I know Charlie Wayne hasn’t looked at the blog yet so here’s the link again for Charlie - I’m looking for him in the referrals :wink:
https://clevertelly.wordpress.com/2015/03/

It’s interesting that the producers of the show believe it to be realistic. And I have to say that if they think it is anything other than spy fantasy, they are delusional. A suburban couple, travel agents by day, super spies by night! :slight_smile: Of course it’s fantasy. But even if the producers do envision it as realistic, that still doesn’t change my opinion of the series as allegory. We don’t have to agree with the producers of any creative work WRT their interpretations of said work. Gogol claimed that The Government Inspector was really about divine justice vs. earthly justice. Nevertheless I interpret his play as being social satire. (Of course, I’m not suggesting that my interpretation is radically new. It is actually the standard way of reading Gogol’s play.)

I don’t want to venture too far afield into a political discussion, but I certainly do not believe that the USSR was an evil empire and the US was fighting the good fight for truth and justice. The cold war was all about power and influence, and neither side exactly covered itself in glory. I think it was a stroke of genius for the writers to set The Americans in the early 1980s, when everyone was convinced that ideologies were far too entrenched for any change ever to happen, and everyone on both sides believed that these two great powers would balance each other, and the arms race seemed never-ending. But in fact, as we know, major changes were right around the corner.

You’re kidding, right?

probably not.

Watergate was 10 years before, Nixon resigning was like 7. Kent State was 12! The Viet Nam war ended 8 years prior (all times rounded, depending on when it is supposed to be in season 3)

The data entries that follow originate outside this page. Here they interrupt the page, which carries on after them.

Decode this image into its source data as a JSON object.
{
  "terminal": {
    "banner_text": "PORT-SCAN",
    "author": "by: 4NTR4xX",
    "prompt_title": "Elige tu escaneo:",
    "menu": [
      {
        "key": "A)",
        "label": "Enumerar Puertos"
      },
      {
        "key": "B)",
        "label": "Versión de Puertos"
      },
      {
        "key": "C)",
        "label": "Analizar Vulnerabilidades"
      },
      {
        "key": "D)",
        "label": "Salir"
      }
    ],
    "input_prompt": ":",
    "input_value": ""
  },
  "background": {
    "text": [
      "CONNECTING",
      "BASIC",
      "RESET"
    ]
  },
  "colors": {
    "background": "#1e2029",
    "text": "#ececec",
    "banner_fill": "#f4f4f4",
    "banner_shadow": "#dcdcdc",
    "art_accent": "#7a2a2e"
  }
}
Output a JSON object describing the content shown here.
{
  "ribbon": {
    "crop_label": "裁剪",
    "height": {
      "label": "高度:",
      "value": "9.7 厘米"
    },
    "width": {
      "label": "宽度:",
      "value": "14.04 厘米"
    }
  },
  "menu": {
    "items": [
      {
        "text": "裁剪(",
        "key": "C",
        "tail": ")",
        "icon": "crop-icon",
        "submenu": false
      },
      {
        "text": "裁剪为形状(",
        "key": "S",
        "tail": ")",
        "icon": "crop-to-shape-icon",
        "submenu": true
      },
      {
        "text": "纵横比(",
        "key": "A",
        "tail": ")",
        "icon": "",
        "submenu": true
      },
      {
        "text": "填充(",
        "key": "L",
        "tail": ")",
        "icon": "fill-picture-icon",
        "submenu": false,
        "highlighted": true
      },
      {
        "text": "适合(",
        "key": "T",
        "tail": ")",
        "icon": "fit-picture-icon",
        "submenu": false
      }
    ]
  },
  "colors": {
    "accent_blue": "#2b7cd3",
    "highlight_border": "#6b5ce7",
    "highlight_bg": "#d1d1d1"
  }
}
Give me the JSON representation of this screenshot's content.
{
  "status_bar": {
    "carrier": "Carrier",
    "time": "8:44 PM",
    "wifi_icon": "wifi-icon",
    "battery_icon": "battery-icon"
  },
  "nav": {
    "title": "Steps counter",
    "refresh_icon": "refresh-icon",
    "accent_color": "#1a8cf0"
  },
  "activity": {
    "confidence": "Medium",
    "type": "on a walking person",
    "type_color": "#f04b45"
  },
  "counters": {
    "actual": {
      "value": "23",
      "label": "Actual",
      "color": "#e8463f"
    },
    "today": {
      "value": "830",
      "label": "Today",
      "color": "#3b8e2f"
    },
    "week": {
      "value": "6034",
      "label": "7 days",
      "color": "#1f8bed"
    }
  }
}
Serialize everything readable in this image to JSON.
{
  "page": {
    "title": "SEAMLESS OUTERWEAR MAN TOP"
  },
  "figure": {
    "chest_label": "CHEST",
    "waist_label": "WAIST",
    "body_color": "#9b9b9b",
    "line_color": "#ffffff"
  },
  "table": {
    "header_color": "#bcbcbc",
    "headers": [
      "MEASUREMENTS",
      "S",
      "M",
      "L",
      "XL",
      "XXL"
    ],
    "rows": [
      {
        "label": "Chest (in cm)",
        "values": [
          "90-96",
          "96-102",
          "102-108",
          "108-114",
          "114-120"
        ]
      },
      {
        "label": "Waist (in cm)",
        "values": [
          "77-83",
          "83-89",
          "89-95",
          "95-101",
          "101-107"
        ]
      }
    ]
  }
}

How old are you? Do you think the USA was a shithole in the 60s, 70s and early 80s? Well it wasn’t.

There’s more to America than Watergate and Kent State.

The Jennings lived in America likely from about 1962-65 ish. They lived here through the swinging sixties, the polyester disco 70s, the anti war movement, Woodstock, the Beatles, Star Wars, muscle cars, the Apollo program (how’d the Soviet moon landings go, by the way?). They’ve been exposed to rock and roll, C&W, ice cream, McDonalds, Saturday morning cartoons, the Civil Rights movement, the ERA, avocado appliances.

They lived here during the height of the Viet Nam war - you don’t think they have more misgivings about Afghanistan than just worrying about Phillip’s son? They saw what a quadmire the US involvement was, they have a broader perspective than the average Soviet citizen.

Well-said (your entire post for that matter). The showrunners aren’t interested in presenting a black-and-white morality play. They are examining the ethical ambiguities always present in any endeavor undertaken “for country.”